En deçà de la coupure sémiotique

« Forêt pétrifiée » de Max Ernst

Pour suivre Peirce dans sa tripartition bien connue (mais combien malmenée !), l’icône signifie, comme l’indice, par analogie, mais la continuité-contiguïté y est rompue : tandis que l’indice expressif est prélevé sur le monde, l’icône artificielle (l’image, la sculpture) s’ajoute à lui. Une représentation iconique est motivée et souvent ressemblante (versus arbitraire), mais elle ne fait pas intrinsèquement partie du phénomène, n’opérant ni à la même échelle ni dans le même espace que lui ; elle résulte d’une projection de traits pertinents, tirés du représenté, dans un matériau qui ne lui est ni identique ni contigu, par le détour d’une mentalisation ou d’un code qui sélectionne et qui filtre… Il convient donc, dans l’immense continent des icônes, d’isoler la catégorie des images indicielles qui, comme l’ombre, les « mains négatives » des cavernes, la photographie, le voile de Véronique (« vera icona »), un collage de Picasso ou un frottage de Max Ernst, furent produites par contact, prélèvement ou empreinte et qui attestent ainsi d’une chaîne causale avec une réalité extérieure.

Vera icona

Les symboles ou l’ordre symbolique enfin (toujours selon Peirce, mais aussi Lacan) désignent tous les signes arbitraires proprement dits, qui ont rompu avec la continuité (analogique) autant qu’avec la contiguïté : l’immense majorité des signes linguistiques, quelques panneaux routiers, le symbolisme chimique et algébrique, donc au-delà du langage le domaine des nombres en général.

Jacques Lacan

Contigus et naturels, les indices sont l’enfance du signe, et dans l’acculturation du sujet ce sont eux qui viennent d’abord, et que nous échangeons avec les jeunes enfants et les animaux. Par la suite, cette communication indicielle continuera d’être perçue comme la métonymie d’une sphère ou d’une communauté englobante et charnelle. La voix ne perdra jamais tout à fait ce privilège, tout message verbal s’enveloppant d’indices. L’empreinte du corps y demeure, la coupure sémiotique n’y est pas évidente, l’idéalité du signifié pas clairement stabilisée. Pour rendre une communication plus chaleureuse et vive, mettez-y des indices !
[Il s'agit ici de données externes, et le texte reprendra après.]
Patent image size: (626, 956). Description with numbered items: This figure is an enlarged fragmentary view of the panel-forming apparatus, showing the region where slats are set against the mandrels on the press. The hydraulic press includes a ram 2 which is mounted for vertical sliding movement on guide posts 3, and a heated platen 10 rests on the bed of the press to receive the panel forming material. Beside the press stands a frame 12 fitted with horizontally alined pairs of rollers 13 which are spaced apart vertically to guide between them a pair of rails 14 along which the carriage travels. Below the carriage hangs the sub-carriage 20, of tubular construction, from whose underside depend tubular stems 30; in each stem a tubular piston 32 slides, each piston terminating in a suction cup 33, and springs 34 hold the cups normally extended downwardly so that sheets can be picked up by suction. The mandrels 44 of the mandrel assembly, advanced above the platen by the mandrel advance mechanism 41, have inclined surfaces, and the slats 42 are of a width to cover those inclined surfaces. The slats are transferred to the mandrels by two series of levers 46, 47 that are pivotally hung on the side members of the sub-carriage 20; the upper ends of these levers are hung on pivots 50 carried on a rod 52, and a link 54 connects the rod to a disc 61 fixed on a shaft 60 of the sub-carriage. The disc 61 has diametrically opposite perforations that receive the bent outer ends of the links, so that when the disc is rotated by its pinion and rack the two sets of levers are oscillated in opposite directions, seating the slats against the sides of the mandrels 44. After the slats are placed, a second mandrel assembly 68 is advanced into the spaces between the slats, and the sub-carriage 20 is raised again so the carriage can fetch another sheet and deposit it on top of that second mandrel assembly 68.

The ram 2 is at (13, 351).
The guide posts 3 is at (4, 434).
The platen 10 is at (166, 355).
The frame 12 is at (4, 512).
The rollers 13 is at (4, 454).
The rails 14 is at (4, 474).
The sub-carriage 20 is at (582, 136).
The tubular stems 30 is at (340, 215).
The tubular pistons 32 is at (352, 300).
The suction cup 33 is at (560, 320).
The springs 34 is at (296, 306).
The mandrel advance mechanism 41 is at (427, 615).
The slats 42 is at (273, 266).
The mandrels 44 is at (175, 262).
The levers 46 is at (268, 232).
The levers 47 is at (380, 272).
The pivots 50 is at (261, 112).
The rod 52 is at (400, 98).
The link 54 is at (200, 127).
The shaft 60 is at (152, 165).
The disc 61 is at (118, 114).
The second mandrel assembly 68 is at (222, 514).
Indice énergumène : le choc de la photographie

 À la charnière de l’indice et de l’icône naissent deux types bien différents d’images. Peirce rattache en effet le domaine des icônes à la priméité : l’esprit y demeure seul avec ses apparitions, ses fantasmes ou ses phénomènes ; les images du rêve, celles de la peinture autant que les gribouillis d’enfants n’exigent pour leur tracé aucune réalité préalable, l’imagination traitant avec elle-même y suffit.

Le domaine des indices en revanche relève de la secondéité : la représentation n’y est pas seule ni autonome, elle indique et atteste l’intervention d’un facteur extérieur qui la cause. Dans la peinture ou la figuration classiques (priméité), chaque trait est soigneusement mentalisé par l’artiste, rien n’arrive à la représentation finale qui n’ait été mûrement pesé par lui ; du côté de la photographie en revanche (achiropoiète ou « qui ne résulte pas du travail de la main »), l’opérateur fait avec. Le peintre travaille per via di porre, il apporte entièrement la figure déposée sur la toile, le second per via di levare (distinction empruntée par Freud à Vasari) ; cousin du sculpteur, le photographe enlève ou dégage son motif hors d’un magma physique de photons dont l’image finale montre encore le résidu extérieur, ou la présence réelle.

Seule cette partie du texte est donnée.